Datacenter-Trends 2017: Starre Rechenzentren sind angezählt
Bei Hyper-Converged-Infrastrukturen liegt der Management-Schwerpunkt also nicht auf der Ebene der IT-Komponenten, sondern auf der Ebene der Applikation und der virtuellen Maschine

- Anzeigen -





Von Michael Ganzhorn, Business Unit Leiter IT Infrastructure bei Axians IT-Solutions

Das traditionelle Rechenzentrum wird auch 2017 weiterlaufen – ohne Frage. Der Spagat zwischen Herausforderungen, Anwenderwünschen, Schatten-IT und Kostendruck wird jedoch immer größer und durch hyperkonvergente Infrastrukturen gelöst. Die Zuteilung von Speicher- und Netzwerkressourcen per Software ist weiter auf dem Vormarsch.

Wie lässt sich das klassische Rechenzentrum modernisieren, damit Unternehmen die Digitalisierung meistern können?

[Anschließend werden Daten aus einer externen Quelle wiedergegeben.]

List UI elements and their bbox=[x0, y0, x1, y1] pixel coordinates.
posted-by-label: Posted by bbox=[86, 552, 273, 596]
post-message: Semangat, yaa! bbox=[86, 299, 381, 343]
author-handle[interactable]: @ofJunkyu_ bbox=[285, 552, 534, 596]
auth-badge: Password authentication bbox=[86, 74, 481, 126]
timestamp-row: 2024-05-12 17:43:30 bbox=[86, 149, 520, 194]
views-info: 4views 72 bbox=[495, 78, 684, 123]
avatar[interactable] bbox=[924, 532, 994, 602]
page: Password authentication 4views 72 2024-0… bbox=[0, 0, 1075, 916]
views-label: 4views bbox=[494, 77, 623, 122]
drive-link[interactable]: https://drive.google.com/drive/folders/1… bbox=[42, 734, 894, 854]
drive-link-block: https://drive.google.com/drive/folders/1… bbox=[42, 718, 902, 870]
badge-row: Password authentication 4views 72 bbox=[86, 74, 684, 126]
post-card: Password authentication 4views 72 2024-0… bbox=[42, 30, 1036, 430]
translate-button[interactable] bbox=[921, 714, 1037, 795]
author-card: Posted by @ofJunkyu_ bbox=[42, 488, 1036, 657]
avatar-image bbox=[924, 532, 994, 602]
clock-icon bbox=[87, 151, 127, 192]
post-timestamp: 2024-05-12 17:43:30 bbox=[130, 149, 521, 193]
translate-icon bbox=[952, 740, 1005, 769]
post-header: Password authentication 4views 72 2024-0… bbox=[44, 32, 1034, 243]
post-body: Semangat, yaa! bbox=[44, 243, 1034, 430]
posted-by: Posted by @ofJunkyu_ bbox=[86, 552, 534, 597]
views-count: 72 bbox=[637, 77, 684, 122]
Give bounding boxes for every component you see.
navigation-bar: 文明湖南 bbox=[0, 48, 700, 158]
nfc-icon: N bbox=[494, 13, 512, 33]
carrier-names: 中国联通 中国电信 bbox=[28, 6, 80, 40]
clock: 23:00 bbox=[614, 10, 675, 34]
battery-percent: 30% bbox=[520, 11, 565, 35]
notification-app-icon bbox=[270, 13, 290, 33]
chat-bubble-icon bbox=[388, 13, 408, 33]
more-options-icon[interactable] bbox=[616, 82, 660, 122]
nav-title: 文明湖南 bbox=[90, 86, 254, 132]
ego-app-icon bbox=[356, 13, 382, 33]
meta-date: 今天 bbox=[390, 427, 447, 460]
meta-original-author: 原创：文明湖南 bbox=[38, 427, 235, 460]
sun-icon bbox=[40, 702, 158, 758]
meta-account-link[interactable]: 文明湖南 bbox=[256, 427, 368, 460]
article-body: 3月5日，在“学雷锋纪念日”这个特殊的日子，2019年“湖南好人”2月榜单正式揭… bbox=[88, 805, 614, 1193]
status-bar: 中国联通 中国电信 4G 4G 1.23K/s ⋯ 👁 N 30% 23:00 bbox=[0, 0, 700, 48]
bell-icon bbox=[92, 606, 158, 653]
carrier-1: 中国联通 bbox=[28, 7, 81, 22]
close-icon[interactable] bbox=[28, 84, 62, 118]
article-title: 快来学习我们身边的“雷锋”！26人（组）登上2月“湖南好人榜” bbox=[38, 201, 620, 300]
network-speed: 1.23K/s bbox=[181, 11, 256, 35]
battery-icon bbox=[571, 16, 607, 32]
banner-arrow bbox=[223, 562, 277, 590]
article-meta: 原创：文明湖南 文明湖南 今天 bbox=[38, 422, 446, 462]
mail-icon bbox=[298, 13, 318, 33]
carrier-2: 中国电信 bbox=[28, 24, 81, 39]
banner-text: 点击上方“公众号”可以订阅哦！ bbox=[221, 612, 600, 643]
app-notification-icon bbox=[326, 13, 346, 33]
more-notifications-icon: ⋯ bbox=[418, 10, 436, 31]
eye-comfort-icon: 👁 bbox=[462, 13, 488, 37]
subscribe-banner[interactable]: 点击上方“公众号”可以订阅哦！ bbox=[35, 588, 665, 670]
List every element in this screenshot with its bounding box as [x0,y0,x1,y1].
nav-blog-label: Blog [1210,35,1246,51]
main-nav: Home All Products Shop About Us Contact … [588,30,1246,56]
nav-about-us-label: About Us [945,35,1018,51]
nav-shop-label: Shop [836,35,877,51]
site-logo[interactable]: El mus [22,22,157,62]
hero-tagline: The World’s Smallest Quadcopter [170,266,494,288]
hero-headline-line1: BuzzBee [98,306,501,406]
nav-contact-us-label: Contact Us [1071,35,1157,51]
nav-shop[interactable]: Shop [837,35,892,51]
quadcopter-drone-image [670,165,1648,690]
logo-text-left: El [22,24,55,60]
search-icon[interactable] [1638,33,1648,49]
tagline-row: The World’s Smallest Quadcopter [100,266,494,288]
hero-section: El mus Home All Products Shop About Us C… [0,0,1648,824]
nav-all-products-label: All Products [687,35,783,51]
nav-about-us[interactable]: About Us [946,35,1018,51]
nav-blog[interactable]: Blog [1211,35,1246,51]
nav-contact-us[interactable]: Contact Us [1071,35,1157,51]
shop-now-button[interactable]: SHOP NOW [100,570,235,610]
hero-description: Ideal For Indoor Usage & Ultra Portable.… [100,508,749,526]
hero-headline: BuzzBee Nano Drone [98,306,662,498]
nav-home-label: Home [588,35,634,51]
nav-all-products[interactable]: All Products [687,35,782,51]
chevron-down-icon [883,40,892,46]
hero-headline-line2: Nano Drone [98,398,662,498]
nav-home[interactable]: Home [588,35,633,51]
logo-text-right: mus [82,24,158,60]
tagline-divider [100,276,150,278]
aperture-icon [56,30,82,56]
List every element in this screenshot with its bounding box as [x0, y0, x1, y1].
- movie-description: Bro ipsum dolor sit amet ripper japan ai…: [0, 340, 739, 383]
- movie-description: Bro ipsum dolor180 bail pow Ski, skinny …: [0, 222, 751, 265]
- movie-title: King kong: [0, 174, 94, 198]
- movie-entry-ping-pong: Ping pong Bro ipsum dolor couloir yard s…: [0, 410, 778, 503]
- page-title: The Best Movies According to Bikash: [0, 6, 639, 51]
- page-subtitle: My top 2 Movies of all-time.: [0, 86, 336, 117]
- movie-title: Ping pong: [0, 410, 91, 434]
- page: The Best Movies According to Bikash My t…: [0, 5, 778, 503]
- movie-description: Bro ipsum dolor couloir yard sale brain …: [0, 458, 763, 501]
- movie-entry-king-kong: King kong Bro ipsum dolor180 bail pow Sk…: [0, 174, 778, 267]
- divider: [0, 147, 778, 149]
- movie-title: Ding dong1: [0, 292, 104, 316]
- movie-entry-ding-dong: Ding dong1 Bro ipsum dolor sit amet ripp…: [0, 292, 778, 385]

Diese Frage beantworten bereits heute virtuelle Server und Speicher. Nun steht die nächste Entwicklungsstufe vor dem Durchbruch: das Software-Defined Datacenter (SDDC). Das SDDC zeichnet sich durch hyperkonvergente Infrastrukturen und Ansätze aus, bei denen die Software vollständig virtualisierte Komponenten managt. Hintergrund für die Überführung von Hardware- zu Software-gesteuerten Rechenzentren ist der Druck, der auf der IT lastet. Sie muss eine weiterhin leistungsstarke Performance unter immer schärferen Bedingungen sicherstellen.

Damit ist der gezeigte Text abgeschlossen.